勉強もしなくなり、入学当初は受験勉強の貯金でキープしていた成績も次第に低迷。
成績が上がらないことから、さらにやる気がなくなる……という負のループに陥り、学校も休みがちになってしまいました。
学校の雰囲気が気に入り「絶対この学校に行きたい」
一方、B君は、幼児教室からの延長で通っていた学習塾の進学コースで、5年生から受験勉強を始めました。B君は二人兄弟で、兄は大手進学塾に通い、偏差値60台の進学校に進学していましたが、活発な兄と比べて幼くおっとりしているB君は成績もなかなか上がりませんでした。

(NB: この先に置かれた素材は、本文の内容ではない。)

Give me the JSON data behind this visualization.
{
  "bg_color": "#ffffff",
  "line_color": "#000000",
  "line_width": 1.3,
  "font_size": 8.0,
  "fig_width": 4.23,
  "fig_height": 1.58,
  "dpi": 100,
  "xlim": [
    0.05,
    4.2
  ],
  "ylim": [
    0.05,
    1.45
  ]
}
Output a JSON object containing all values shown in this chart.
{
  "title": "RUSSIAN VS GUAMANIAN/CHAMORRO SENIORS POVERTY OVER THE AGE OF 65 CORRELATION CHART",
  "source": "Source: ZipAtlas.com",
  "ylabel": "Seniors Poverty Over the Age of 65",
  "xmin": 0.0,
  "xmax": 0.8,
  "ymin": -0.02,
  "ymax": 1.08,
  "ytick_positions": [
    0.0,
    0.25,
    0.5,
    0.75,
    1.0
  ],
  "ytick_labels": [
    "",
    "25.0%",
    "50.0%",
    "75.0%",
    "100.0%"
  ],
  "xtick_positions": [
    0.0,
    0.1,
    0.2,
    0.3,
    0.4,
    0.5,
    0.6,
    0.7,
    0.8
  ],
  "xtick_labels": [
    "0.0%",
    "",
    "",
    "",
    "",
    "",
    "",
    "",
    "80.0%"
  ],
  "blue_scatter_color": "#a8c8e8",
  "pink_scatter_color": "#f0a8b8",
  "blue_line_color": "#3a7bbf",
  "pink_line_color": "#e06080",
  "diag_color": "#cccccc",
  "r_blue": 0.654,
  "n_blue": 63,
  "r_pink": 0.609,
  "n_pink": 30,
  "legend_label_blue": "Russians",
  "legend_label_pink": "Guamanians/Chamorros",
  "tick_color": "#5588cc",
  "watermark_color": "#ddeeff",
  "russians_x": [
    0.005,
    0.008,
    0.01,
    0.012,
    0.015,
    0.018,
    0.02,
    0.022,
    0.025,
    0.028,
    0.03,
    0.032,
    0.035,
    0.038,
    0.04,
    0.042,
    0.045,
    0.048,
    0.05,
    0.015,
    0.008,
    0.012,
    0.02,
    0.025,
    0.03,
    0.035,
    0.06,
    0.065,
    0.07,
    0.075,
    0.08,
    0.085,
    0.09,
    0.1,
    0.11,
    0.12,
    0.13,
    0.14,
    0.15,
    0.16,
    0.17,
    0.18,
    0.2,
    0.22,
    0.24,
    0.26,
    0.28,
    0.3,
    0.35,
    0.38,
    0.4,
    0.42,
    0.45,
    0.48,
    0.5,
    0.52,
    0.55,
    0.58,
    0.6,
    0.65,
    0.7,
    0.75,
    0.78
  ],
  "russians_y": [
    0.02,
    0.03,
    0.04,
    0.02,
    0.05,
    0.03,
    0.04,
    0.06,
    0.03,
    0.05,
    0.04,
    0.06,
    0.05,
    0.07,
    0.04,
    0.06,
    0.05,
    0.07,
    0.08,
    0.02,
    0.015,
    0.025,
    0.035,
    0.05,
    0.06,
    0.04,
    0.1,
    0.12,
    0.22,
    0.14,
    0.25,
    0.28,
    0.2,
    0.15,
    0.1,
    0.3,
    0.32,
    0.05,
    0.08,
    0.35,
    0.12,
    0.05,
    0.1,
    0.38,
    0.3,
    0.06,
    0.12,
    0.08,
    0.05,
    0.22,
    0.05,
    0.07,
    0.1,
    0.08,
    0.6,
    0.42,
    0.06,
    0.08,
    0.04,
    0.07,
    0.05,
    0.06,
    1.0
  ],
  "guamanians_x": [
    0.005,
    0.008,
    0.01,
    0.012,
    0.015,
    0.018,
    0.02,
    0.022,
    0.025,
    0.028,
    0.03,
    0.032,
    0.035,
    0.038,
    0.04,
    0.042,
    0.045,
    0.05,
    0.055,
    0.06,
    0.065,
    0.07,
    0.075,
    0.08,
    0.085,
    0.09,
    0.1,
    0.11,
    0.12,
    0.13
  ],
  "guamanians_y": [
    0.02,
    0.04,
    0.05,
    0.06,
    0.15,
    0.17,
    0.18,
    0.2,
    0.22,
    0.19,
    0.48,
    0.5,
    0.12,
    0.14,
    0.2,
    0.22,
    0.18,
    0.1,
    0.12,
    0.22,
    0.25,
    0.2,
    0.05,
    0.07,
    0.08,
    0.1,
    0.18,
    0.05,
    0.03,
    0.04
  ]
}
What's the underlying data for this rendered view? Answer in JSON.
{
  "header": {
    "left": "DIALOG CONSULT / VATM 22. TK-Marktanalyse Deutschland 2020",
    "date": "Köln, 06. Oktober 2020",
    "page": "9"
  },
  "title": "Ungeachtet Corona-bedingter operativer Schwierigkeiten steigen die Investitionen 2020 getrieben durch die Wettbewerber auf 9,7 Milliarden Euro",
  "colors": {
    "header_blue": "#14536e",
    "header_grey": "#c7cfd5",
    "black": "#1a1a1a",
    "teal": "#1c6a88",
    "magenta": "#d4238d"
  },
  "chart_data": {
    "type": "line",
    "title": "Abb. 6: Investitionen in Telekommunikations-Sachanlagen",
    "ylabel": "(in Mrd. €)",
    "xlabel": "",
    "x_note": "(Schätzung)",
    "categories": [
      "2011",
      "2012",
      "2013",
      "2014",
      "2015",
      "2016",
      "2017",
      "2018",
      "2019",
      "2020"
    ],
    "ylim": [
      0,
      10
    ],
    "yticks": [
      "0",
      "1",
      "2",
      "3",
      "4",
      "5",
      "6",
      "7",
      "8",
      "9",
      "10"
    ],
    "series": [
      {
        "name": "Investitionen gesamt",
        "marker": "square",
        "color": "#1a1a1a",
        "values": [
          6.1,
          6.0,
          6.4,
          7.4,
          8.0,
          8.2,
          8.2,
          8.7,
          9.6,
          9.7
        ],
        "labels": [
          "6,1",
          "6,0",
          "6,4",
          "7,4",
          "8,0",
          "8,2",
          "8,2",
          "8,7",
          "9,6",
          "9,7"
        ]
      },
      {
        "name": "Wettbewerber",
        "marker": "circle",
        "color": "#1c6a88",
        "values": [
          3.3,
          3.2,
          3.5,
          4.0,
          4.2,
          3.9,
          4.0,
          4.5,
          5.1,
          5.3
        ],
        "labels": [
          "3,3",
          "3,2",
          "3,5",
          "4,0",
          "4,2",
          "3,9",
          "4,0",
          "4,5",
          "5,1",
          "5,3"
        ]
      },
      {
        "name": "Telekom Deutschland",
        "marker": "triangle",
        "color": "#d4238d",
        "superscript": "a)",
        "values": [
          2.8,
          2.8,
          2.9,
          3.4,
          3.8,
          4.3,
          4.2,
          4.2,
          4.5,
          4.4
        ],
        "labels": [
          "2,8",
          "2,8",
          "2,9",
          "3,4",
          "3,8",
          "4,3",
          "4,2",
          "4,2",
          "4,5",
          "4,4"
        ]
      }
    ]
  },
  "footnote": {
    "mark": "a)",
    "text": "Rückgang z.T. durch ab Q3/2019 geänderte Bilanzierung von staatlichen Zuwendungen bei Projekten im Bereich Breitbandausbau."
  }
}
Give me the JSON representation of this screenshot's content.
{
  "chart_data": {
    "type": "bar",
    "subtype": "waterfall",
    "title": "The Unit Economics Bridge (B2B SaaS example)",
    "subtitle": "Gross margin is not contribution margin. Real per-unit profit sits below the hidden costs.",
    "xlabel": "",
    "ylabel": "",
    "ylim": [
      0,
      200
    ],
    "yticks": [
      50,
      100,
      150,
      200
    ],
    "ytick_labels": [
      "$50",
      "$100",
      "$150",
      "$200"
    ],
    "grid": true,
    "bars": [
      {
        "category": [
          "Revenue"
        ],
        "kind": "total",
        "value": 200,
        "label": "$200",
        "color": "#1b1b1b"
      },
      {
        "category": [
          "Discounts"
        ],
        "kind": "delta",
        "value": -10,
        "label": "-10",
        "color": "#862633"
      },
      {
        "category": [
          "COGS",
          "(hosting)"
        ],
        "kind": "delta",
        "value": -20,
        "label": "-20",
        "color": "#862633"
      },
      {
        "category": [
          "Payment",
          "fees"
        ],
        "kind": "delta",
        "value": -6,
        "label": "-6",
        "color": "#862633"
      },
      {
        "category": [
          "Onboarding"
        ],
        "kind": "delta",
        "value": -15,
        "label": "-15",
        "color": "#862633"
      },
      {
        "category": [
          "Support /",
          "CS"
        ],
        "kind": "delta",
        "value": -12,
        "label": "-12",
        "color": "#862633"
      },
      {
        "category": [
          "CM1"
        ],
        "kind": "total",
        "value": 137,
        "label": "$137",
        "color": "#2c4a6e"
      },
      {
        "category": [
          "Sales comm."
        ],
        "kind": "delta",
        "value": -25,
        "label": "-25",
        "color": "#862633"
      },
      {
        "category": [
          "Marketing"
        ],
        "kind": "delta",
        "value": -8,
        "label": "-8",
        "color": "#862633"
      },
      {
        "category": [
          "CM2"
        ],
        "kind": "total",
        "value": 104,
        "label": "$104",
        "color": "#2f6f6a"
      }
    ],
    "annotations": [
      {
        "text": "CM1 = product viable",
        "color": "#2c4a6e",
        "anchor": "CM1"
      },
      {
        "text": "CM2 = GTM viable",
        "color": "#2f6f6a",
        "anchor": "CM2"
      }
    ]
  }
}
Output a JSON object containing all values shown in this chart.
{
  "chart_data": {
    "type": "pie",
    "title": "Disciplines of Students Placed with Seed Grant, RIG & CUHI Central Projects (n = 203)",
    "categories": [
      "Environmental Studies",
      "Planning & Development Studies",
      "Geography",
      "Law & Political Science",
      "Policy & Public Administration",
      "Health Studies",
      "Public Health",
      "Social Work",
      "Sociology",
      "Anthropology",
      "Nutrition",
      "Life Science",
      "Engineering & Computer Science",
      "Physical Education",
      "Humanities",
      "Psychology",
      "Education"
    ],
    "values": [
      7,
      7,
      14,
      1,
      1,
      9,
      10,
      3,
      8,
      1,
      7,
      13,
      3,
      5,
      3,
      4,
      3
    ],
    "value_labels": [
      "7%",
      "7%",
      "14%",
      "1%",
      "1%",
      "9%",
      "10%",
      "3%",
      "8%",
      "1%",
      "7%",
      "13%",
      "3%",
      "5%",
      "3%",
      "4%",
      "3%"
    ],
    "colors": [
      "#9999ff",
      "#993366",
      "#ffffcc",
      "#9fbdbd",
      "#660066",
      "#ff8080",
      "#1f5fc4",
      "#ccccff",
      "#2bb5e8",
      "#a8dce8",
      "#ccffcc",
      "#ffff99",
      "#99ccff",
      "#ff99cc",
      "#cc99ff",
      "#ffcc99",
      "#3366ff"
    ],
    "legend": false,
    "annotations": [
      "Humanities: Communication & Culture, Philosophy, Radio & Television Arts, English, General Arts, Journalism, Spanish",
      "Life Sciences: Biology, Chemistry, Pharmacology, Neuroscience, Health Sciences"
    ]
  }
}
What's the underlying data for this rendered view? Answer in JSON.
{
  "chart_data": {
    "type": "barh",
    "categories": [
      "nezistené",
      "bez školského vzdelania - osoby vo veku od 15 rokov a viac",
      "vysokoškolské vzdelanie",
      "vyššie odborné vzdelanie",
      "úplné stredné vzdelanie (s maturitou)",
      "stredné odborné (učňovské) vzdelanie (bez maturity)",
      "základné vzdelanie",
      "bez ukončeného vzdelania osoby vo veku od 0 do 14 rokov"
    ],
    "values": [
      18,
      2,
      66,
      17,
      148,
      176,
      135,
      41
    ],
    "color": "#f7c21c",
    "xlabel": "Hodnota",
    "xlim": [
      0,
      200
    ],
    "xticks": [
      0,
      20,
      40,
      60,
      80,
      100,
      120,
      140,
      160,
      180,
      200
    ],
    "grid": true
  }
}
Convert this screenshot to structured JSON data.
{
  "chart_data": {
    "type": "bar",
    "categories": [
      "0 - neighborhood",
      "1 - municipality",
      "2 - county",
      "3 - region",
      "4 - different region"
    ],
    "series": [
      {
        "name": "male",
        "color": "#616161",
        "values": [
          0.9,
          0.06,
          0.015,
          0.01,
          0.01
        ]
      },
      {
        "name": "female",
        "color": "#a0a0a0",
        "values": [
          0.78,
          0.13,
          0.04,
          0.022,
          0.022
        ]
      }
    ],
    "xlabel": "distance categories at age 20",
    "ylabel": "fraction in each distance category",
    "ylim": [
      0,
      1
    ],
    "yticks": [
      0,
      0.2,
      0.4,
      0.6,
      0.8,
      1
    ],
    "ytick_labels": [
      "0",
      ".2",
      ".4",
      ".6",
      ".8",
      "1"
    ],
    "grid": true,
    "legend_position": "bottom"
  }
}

両親はB君に合った環境で学べるのが一番と考えて、学校選びを行いました。
B君とも受験について、また中学校で何を学びたいかについて話し合い、A君が進学した男子校を第一志望にして受験に臨み、合格したのです。
B君がその学校を志望するようになったきっかけは、学校の授業体験会でした。
自分が気になるテーマに関する新聞作りの課題にハマってしまい、終了時間がきても作業を続けていたB君に、担当の先生が「君は自分の考えを持っていて、それを表現する力があるね。時間は気にせず完成させていいよ」と声をかけてくれたのです。
それまで自分に自信を持てなかったB君ですが、先生や在校生の温かい雰囲気が気に入って、絶対この学校に行きたいと思ったそうです。
両親も、日々の課題に追われずのびのびと過ごしながら、自分のやりたいことを見つけていける学校がB君に合っているのではと思っていたので、賛成しました。
中学時代はそんなに目立った変化もなかったB君ですが、高校になってやりたいことが見つかってからは、両親も驚くほど自分から勉強するようになり、大学受験では見事、志望校合格を果たしたそうです。
「わが家の受験軸」が持てているかどうか
同じ学校に通ったのに、二人の様子は全く違いますよね。
この違いはどこからくるのでしょう。
A君の場合は、何のために受験をするのかという受験軸を持たないまま受験をし、親のほうが「こんな学校にしか行けなかった」という価値観を手放せなかったことがこの結果を招いています。ただ、そのことに、親は気づかないのです。